Easier merges on lockfiles

Easier merges on lockfiles

Lockfiles are a strange case of code which is checked into your repository, but not really editable. When you change your third-party dependencies, you'll typically be forced to update a corresponding lockfile at the same time. What happens when you rebase your changes on upstream, and someone else also updated the lockfile? Merge conflicts! Yuck!

Resolving a merge conflict in some generated file is annoying. Do you always accept your changes? Always accept the "incoming"? Some package managers know how to resolve merge conflicts on their own, if you remember this feature then your happy path is just to run the package manager again (e.g. pnpm install) and then the file is fixed. But not all engineers know that this works, and not all package managers know to do the resolution. (For example, Bazel's bzlmod, see https://github.com/bazelbuild/bazel/issues/20272#issuecomment-1819889397)

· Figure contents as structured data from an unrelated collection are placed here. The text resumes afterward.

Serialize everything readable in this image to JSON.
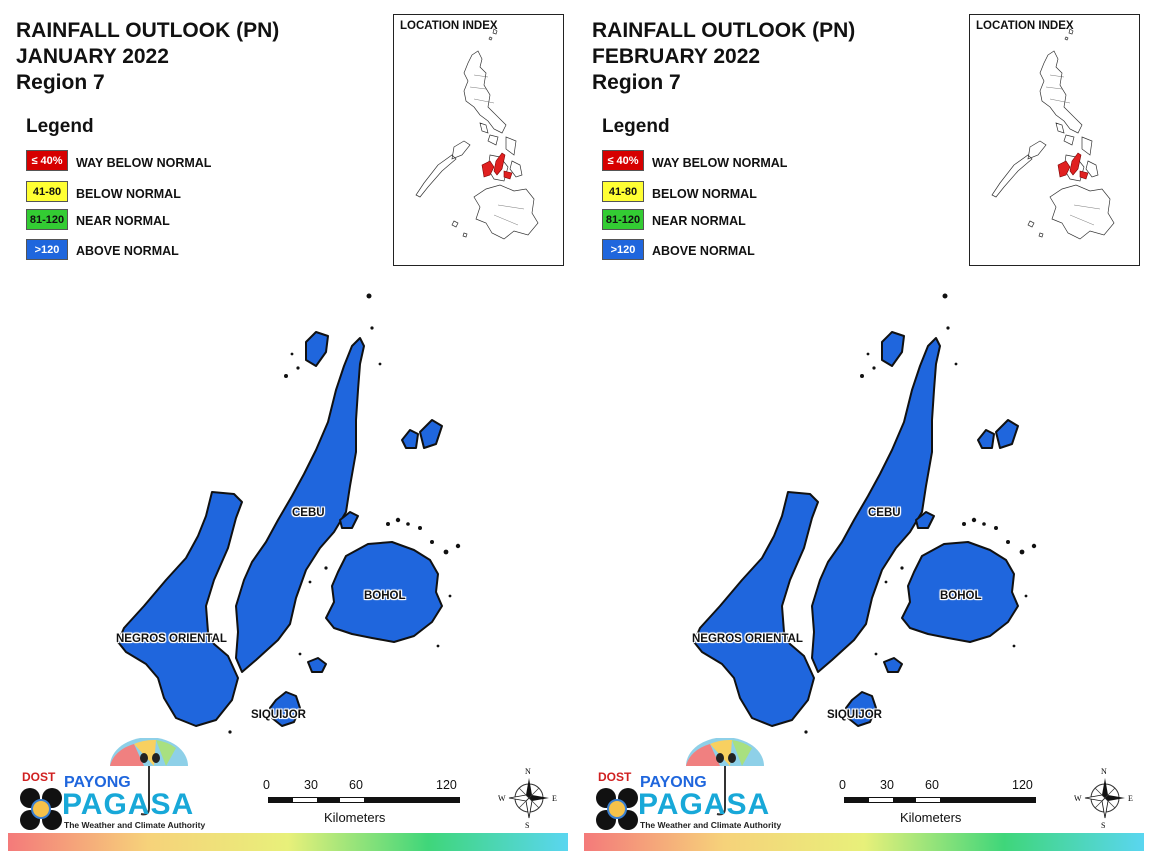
{
  "panels": [
    {
      "title": [
        "RAINFALL OUTLOOK (PN)",
        "JANUARY 2022",
        "Region 7"
      ],
      "legend_title": "Legend",
      "legend": [
        {
          "code": "≤ 40%",
          "label": "WAY BELOW NORMAL",
          "color": "#d60000",
          "text_color": "#ffffff"
        },
        {
          "code": "41-80",
          "label": "BELOW NORMAL",
          "color": "#ffff33",
          "text_color": "#111111"
        },
        {
          "code": "81-120",
          "label": "NEAR NORMAL",
          "color": "#33cc33",
          "text_color": "#111111"
        },
        {
          "code": ">120",
          "label": "ABOVE NORMAL",
          "color": "#1f66dd",
          "text_color": "#ffffff"
        }
      ],
      "location_index_title": "LOCATION INDEX",
      "places": {
        "cebu": "CEBU",
        "bohol": "BOHOL",
        "negros": "NEGROS ORIENTAL",
        "siquijor": "SIQUIJOR"
      },
      "province_fill": "#1f66dd",
      "scale": {
        "ticks": [
          "0",
          "30",
          "60",
          "120"
        ],
        "unit": "Kilometers"
      },
      "compass": {
        "n": "N",
        "s": "S",
        "e": "E",
        "w": "W"
      },
      "logo": {
        "dost": "DOST",
        "payong": "PAYONG",
        "pagasa": "PAGASA",
        "tagline": "The Weather and Climate Authority"
      }
    },
    {
      "title": [
        "RAINFALL OUTLOOK (PN)",
        "FEBRUARY 2022",
        "Region 7"
      ],
      "legend_title": "Legend",
      "legend": [
        {
          "code": "≤ 40%",
          "label": "WAY BELOW NORMAL",
          "color": "#d60000",
          "text_color": "#ffffff"
        },
        {
          "code": "41-80",
          "label": "BELOW NORMAL",
          "color": "#ffff33",
          "text_color": "#111111"
        },
        {
          "code": "81-120",
          "label": "NEAR NORMAL",
          "color": "#33cc33",
          "text_color": "#111111"
        },
        {
          "code": ">120",
          "label": "ABOVE NORMAL",
          "color": "#1f66dd",
          "text_color": "#ffffff"
        }
      ],
      "location_index_title": "LOCATION INDEX",
      "places": {
        "cebu": "CEBU",
        "bohol": "BOHOL",
        "negros": "NEGROS ORIENTAL",
        "siquijor": "SIQUIJOR"
      },
      "province_fill": "#1f66dd",
      "scale": {
        "ticks": [
          "0",
          "30",
          "60",
          "120"
        ],
        "unit": "Kilometers"
      },
      "compass": {
        "n": "N",
        "s": "S",
        "e": "E",
        "w": "W"
      },
      "logo": {
        "dost": "DOST",
        "payong": "PAYONG",
        "pagasa": "PAGASA",
        "tagline": "The Weather and Climate Authority"
      }
    }
  ],
  "highlight_color": "#e02020",
  "footer_gradient": [
    "#f47a7a",
    "#f6d27a",
    "#e8f07a",
    "#3fd67a",
    "#5ad6f0"
  ]
}
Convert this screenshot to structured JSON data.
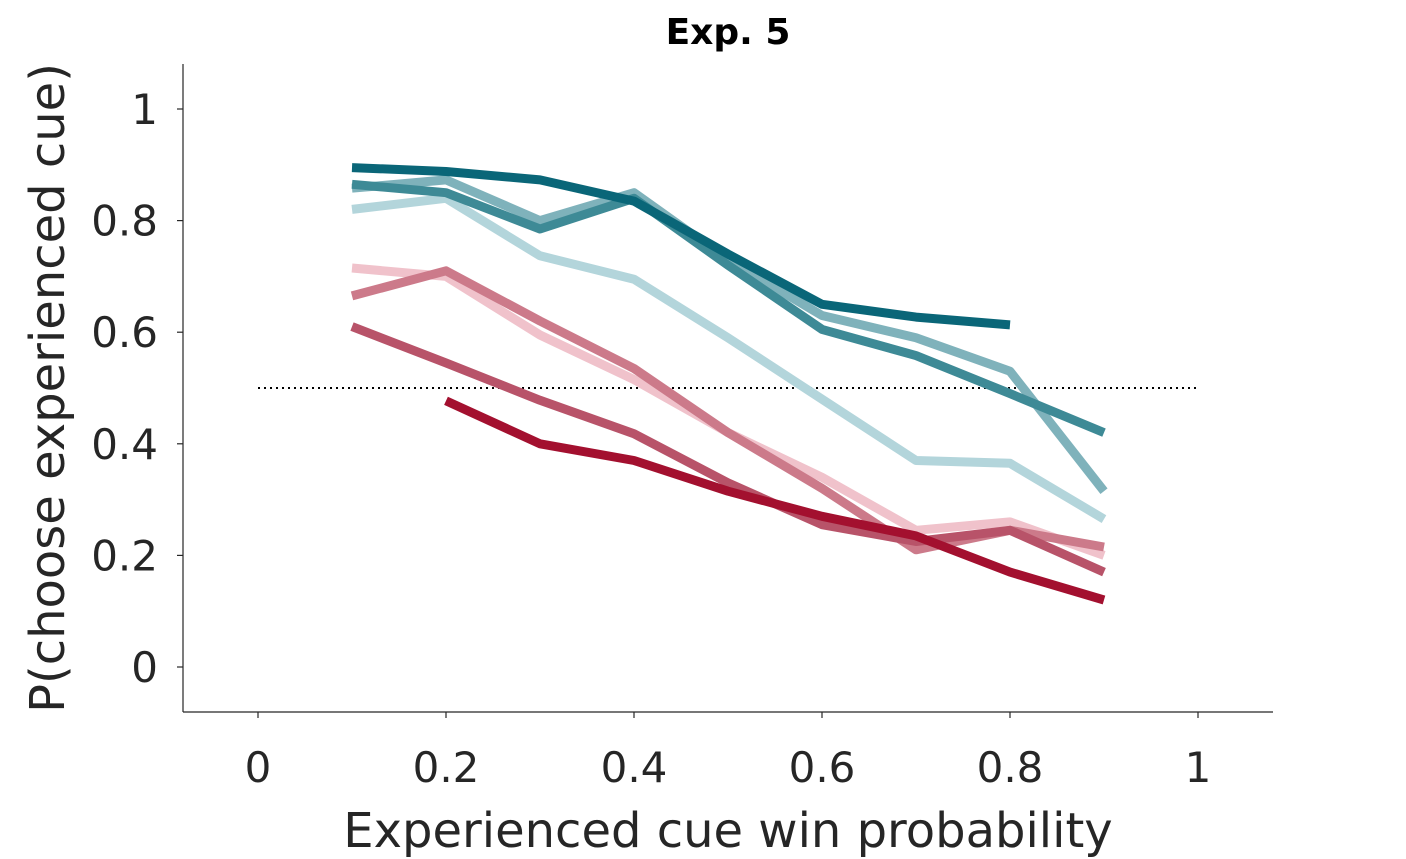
{
  "chart_data": {
    "type": "line",
    "title": "Exp. 5",
    "xlabel": "Experienced cue win probability",
    "ylabel": "P(choose experienced cue)",
    "xlim": [
      -0.08,
      1.08
    ],
    "ylim": [
      -0.08,
      1.08
    ],
    "xticks": [
      0,
      0.2,
      0.4,
      0.6,
      0.8,
      1
    ],
    "xtick_labels": [
      "0",
      "0.2",
      "0.4",
      "0.6",
      "0.8",
      "1"
    ],
    "yticks": [
      0,
      0.2,
      0.4,
      0.6,
      0.8,
      1
    ],
    "ytick_labels": [
      "0",
      "0.2",
      "0.4",
      "0.6",
      "0.8",
      "1"
    ],
    "grid": false,
    "reference_line": {
      "y": 0.5,
      "x": [
        0,
        1
      ],
      "style": "dotted",
      "color": "#000000"
    },
    "series": [
      {
        "color": "#f0c2cb",
        "x": [
          0.1,
          0.2,
          0.3,
          0.4,
          0.5,
          0.6,
          0.7,
          0.8,
          0.9
        ],
        "y": [
          0.715,
          0.7,
          0.595,
          0.515,
          0.42,
          0.34,
          0.245,
          0.26,
          0.2
        ]
      },
      {
        "color": "#cc7a8a",
        "x": [
          0.1,
          0.2,
          0.3,
          0.4,
          0.5,
          0.6,
          0.7,
          0.8,
          0.9
        ],
        "y": [
          0.665,
          0.71,
          0.62,
          0.535,
          0.42,
          0.32,
          0.21,
          0.245,
          0.215
        ]
      },
      {
        "color": "#b85369",
        "x": [
          0.1,
          0.2,
          0.3,
          0.4,
          0.5,
          0.6,
          0.7,
          0.8,
          0.9
        ],
        "y": [
          0.61,
          0.545,
          0.478,
          0.418,
          0.33,
          0.255,
          0.225,
          0.245,
          0.17
        ]
      },
      {
        "color": "#a3102f",
        "x": [
          0.2,
          0.3,
          0.4,
          0.5,
          0.6,
          0.7,
          0.8,
          0.9
        ],
        "y": [
          0.477,
          0.4,
          0.37,
          0.315,
          0.27,
          0.235,
          0.17,
          0.12
        ]
      },
      {
        "color": "#b3d5db",
        "x": [
          0.1,
          0.2,
          0.3,
          0.4,
          0.5,
          0.6,
          0.7,
          0.8,
          0.9
        ],
        "y": [
          0.82,
          0.84,
          0.737,
          0.695,
          0.59,
          0.48,
          0.37,
          0.365,
          0.265
        ]
      },
      {
        "color": "#7fb2bb",
        "x": [
          0.1,
          0.2,
          0.3,
          0.4,
          0.5,
          0.6,
          0.7,
          0.8,
          0.9
        ],
        "y": [
          0.858,
          0.873,
          0.8,
          0.85,
          0.73,
          0.63,
          0.59,
          0.53,
          0.315
        ]
      },
      {
        "color": "#3e8a96",
        "x": [
          0.1,
          0.2,
          0.3,
          0.4,
          0.5,
          0.6,
          0.7,
          0.8,
          0.9
        ],
        "y": [
          0.865,
          0.85,
          0.785,
          0.84,
          0.72,
          0.605,
          0.558,
          0.49,
          0.42
        ]
      },
      {
        "color": "#0a6678",
        "x": [
          0.1,
          0.2,
          0.3,
          0.4,
          0.5,
          0.6,
          0.7,
          0.8
        ],
        "y": [
          0.895,
          0.888,
          0.873,
          0.835,
          0.74,
          0.65,
          0.627,
          0.613
        ]
      }
    ]
  }
}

Git already has a way to improve the situation though. The .gitattributes file has a bunch of helpful bits you should know about, such as linguist-generated=true (mark some files as generated so GitHub doesn't show diffs in their content) and export-ignore (omit some files when packaging up an archive of the repo). Let's look at another one: merge=

Git has a bunch of strategies for merging file contents, called "drivers". You can register some of these in your personal git configuration, see https://git-scm.com/docs/merge-config. The driver is a program that is expected to perform the merge. Again from the docs:

a command to run to merge ancestor’s version (%O), current version (%A) and the other branches' version (%B)
The merge driver is expected to leave the result of the merge in the file named with %A by overwriting it, and exit with zero status if it managed to merge them cleanly, or non-zero if there were conflicts.

Let's say we want to take the "current version" (whatever we have in our local source tree) and make that the merge result. It's already the %A file, so there's nothing to do. All we have to do is "exit with zero status" and that's what the true builtin does. So while the merge driver could be a complex topic, there's a trivial way to define one that always takes "our" file as the merge result:

git config --global merge.ours.driver true

Now that you've got that in your git configuration (and every other developer on your team does as well...) you can specify that the lockfiles in your repo are meant to always use this merge driver, by adding to your .gitattributes file like

path/to/LOCKFILE merge=ours

Now you shouldn't be bothered with merge conflicts like the default driver would report.